Не вѣру толковать вѣнчается Владѣтель;
470 Онъ въ поданныхъ вселять обязанъ добродѣтель,
Кто лучше озаритъ Казанскiй ею тронъ?
Кто лучшiй дастъ примѣръ въ геройствѣ, коль не онъ?
О! естьли исполнять хотѣнiя сердечны;
На царство выборы здѣсь будутъ безконечны,
475 И будемъ въ пренiи о тронѣ мы вовѣкъ.
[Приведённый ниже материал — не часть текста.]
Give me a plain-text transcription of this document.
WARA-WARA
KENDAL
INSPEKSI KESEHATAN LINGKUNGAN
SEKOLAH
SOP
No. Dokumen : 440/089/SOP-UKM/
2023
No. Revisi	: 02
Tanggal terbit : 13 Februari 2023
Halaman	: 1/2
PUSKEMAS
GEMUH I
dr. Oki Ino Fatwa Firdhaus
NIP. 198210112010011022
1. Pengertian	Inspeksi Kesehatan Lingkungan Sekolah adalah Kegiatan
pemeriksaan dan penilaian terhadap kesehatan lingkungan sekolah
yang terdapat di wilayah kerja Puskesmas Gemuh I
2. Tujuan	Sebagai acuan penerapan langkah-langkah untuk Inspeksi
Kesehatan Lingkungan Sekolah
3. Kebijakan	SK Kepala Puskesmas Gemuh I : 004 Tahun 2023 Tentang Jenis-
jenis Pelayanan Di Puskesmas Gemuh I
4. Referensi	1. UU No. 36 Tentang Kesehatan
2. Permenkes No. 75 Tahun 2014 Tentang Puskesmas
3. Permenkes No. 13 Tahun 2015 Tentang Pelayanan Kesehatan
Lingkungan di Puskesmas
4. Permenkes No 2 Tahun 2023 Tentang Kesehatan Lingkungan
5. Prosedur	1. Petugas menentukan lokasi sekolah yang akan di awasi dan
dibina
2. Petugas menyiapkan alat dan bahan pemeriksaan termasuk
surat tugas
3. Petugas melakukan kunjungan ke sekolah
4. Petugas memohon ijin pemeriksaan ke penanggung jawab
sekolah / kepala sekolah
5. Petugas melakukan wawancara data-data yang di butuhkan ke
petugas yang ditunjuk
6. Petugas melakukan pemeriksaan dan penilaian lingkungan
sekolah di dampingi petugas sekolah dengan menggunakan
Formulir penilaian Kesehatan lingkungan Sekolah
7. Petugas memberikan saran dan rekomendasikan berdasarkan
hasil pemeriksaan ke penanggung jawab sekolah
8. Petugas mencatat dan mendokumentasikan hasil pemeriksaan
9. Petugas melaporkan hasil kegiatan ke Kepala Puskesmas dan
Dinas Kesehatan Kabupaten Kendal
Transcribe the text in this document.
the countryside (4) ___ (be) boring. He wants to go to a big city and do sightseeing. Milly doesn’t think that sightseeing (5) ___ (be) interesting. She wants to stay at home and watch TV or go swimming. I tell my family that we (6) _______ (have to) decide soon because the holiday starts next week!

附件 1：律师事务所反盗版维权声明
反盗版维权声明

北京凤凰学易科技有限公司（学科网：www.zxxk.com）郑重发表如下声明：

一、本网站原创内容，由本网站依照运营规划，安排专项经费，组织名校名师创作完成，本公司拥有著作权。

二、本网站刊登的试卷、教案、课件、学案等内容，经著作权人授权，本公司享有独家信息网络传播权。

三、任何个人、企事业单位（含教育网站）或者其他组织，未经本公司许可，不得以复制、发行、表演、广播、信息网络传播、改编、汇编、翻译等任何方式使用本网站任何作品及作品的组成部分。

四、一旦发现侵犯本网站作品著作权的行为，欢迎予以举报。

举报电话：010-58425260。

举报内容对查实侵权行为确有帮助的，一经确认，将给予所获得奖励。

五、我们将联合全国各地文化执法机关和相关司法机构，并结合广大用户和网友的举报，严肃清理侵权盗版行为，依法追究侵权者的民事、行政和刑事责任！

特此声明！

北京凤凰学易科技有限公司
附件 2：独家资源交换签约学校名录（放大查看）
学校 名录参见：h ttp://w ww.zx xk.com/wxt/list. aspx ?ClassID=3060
Начальствовать другимъ желаетъ человѣкъ;
Но царство возмутивъ, утратимъ мы свободу,
Однако отдадимъ сiе на судъ народу:
Народомъ подкрѣпленъ бываетъ Царскiй тронъ,
480 Да скажетъ, симъ Царемъ доволенъ естьли онъ?
Спросилъ, и гласы ихъ каки волны зашумѣли,
Казанцы собранны согласну мысль имѣли;
Не слышно, кромѣ сихъ торжественныхъ рѣчей:
Пусть нами царствуютъ съ Сумбекою Алей!
485 Сребристая луна на горизонтъ вступила,
Но радости въ сердцахъ она не усыпила;
Стараясь удержать во градѣ ясность дни,
Казанцы возгнѣли блестящiе огни;
Веселость подданныхъ наружны кажутъ блески,
490 Восходятъ къ облакамъ торжественные плески;
Какъ шумъ морскихъ валовъ, достигъ къ чертогамъ гласъ:
Да наши радости возрадуютъ и васъ!
Сумбека нѣжностей подъ пепломъ искру крыла;
Тронъ твой, и я твоя, Алею говорила;
495 Съ моимъ сливаются народныя сердца;
Отъ нихъ и отъ меня прiемлешь два вѣнца;
Одинъ Царемъ тебя творитъ надъ сей страною,
Другой надъ волею моей и надо мною.
По мнѣ сей градъ, престолъ и весь народъ есть твой;
500 А съ нами примирясь, смири Казань съ Москвой;
Мы ей селенiя за-Волжскiя уступимъ,
И естьли хощешь ты, присягой миръ съ ней купимъ.
Мы браней не хотимъ! Хотя и льщуся я,
Что можетъ защищать Казань рука твоя,
505 Но ты Россiи другъ; а царствуя надъ нами,
Россiянъ учини ты нашими друзьями,
И станемъ въ градѣ семъ златые дни вести....
Алей, не чувствуя сея Царицы льсти,
Сумбеку подкрѣпилъ въ прiятномъ упованьѣ.
510 Взоръ нѣжный усладилъ и страсть и пированье,
Казалось, разлился веселiй океанъ.
Но часто кроется подъ ласками обманъ;
Кругомъ любовниковъ слетаются утѣхи,
Слетаются въ чертогъ умильности и смѣхи,
515 Но виды таковы Сумбекинъ Дворъ имѣвъ,
Таилъ въ стѣнахъ своихъ притворство, зависть, гнѣвъ,
Которыя открыть лица еще не смѣли,
И зримы будучи, притворный видъ имѣли.
Сумбека зрѣлася при радостяхъ смутна....
520 Османа помнила, ахъ! помнила она;
Невѣрности его Царицѣ въ мысль приходятъ,
Какъ облако во дни на сердце мракъ наводятъ.
Досада, ревность, гнѣвъ, ея терзая грудь,
Отверзли мщенiю къ Сумбекѣ въ сердце путь.
525 О коль страшна любовь, отмщающа измѣну!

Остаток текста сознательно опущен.